O Presidente da República, Jorge Sampaio, escusou-se hoje a comentar as afirmações de Valentim Loureiro a propósito do processo "Apito Dourado", por considerar que se falasse de casos concretos "a separação de poderes ficaria de rastos".
Instado pelos jornalistas, em Penedono, no distrito de Viseu, a comentar as afirmações proferidas hoje pelo presidente da Câmara Municipal de Gondomar e líder da Liga de Clubes, Valentim Loureiro, Jorge Sampaio considerou que um Presidente da República não se pode pronunciar "sobre casos particulares nenhuns".
Valentim Loureiro exortou hoje Jorge Sampaio a "passar das palavras aos actos" no que respeita à violação do segredo de justiça, comentando a divulgação, nos últimos dias, das várias acusações de que será alvo no âmbito do processo "Apito Dourado" e das quais garante não ter sido ainda notificado.
Sendo o chefe de Estado, "segundo a Constituição, o mais alto magistrado da nação", impõe-se "que ponha na ordem os magistrados que não cumprem a lei", considerou o presidente da autarquia de Gondomar, acrescentando que fez chegar, anteontem à noite, "em mão", uma carta a Jorge Sampaio.
O Presidente da República afirmou também que, genericamente, tem falado sobre o segredo de justiça e sobre escutas telefónicas.
Sampaio: "Não respondo às interpelações directas"
"Mas eu não respondo às interpelações directas.
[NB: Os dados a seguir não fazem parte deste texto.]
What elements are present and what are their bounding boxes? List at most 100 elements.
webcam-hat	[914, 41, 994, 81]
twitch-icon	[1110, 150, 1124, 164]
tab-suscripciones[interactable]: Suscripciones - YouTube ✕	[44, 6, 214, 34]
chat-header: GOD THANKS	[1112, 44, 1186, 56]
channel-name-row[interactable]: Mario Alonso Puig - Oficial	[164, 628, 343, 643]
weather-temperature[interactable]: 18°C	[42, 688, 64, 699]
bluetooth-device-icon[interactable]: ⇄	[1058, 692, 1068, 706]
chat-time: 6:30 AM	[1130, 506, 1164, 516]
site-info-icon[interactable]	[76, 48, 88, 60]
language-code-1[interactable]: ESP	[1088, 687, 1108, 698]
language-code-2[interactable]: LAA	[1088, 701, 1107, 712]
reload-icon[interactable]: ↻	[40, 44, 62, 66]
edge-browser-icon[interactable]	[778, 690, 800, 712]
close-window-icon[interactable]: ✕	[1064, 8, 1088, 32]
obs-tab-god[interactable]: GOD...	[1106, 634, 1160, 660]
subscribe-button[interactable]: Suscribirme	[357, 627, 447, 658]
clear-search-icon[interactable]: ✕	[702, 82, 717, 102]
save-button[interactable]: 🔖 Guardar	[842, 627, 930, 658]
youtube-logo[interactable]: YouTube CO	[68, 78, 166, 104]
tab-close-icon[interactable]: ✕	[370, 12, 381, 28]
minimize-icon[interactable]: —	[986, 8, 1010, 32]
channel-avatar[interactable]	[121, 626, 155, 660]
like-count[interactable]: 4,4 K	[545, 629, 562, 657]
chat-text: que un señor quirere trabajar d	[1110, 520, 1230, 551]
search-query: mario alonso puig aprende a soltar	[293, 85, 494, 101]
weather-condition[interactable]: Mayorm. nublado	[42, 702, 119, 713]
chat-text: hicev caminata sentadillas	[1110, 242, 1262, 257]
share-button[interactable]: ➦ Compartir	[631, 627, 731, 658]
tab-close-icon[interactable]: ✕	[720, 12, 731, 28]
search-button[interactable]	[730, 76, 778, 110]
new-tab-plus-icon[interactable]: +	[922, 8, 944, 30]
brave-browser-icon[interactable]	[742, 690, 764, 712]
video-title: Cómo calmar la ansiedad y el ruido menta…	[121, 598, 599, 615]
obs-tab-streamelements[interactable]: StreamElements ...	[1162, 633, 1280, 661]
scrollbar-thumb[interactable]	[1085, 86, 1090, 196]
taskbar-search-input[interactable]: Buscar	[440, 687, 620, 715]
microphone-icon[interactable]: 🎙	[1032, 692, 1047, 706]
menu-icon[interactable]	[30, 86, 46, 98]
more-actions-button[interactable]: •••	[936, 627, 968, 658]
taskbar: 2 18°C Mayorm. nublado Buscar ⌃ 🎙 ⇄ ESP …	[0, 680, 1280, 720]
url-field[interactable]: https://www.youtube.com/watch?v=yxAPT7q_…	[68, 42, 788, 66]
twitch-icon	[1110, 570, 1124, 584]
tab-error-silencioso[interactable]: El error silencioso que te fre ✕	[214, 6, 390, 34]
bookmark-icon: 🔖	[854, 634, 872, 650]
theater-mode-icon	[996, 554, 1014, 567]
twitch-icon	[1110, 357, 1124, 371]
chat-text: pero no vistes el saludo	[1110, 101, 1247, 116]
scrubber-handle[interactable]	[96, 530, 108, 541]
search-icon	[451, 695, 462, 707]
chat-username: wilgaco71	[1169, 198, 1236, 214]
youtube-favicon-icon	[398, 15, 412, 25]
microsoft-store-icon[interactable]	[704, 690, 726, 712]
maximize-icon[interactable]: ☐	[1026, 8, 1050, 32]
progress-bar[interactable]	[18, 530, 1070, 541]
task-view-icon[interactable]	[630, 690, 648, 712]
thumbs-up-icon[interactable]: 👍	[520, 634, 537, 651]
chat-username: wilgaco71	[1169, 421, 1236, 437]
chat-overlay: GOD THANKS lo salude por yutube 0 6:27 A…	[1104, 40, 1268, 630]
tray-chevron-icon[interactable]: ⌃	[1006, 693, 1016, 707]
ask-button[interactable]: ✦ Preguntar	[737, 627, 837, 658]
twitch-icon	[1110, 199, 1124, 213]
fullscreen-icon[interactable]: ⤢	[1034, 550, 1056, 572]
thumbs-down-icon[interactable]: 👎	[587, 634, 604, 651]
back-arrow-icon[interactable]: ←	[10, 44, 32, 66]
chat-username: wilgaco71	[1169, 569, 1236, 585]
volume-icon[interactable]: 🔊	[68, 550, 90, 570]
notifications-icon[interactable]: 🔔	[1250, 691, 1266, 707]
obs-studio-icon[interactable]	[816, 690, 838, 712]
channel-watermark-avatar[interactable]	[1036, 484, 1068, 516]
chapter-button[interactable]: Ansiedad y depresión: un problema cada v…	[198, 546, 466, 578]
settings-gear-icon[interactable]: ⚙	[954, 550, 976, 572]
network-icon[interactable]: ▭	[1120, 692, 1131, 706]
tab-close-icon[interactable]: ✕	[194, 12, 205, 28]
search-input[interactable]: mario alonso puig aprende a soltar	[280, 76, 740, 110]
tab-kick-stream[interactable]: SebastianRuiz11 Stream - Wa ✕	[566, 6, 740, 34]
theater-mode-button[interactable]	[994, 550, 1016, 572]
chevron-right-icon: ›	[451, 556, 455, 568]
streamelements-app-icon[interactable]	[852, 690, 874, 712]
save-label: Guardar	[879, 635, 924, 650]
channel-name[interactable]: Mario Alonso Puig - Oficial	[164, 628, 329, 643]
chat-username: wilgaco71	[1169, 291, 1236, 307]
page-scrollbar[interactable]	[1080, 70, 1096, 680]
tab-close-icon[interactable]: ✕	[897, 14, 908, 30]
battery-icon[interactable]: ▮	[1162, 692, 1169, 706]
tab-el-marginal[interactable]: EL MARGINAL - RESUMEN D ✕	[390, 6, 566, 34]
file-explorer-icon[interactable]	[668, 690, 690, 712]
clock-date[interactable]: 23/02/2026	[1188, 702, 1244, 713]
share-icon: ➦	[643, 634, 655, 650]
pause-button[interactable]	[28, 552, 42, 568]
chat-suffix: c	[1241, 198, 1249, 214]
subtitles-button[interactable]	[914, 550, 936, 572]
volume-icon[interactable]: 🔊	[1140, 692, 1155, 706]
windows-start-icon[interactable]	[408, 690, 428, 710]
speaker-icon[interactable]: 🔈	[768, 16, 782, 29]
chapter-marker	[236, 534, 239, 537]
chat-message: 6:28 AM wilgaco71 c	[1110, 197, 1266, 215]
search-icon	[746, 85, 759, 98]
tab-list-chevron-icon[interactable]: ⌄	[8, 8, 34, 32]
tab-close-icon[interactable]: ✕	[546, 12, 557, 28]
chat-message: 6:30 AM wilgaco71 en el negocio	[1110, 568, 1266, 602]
O senhor major tem-me falado anos a fio e eu respondo-lhe quando entendo, não respondo quando não entendo", afirmou Jorge Sampaio, remetendo para o seu recente discurso de abertura do ano judicial.
"Sobre o segredo de justiça são seguramente três páginas sobre o que se deve fazer", disse o Presidente, acrescentando que só em 2004 fez mais quatros discursos sobre o assunto.
O chefe de Estado disse não ver "nenhuma razão para este alarde" sobre a carta que Valentim Loureiro lhe escreveu. "Hoje, em Belém, deverão ter chegado mais de dez, quatro das quais sobre Nelas", afirmou.
De acordo com o texto do despacho da acusação, são apontados 27 arguidos no caso "Apito Dourado", entre os quais Valentim Loureiro, acusado de 26 crimes de corrupção activa.
O processo "Apito Dourado", que incluiu investigações a casos de corrupção e tráfico de influências entre o futebol português e as autarquias, foi investigado durante quase dois anos.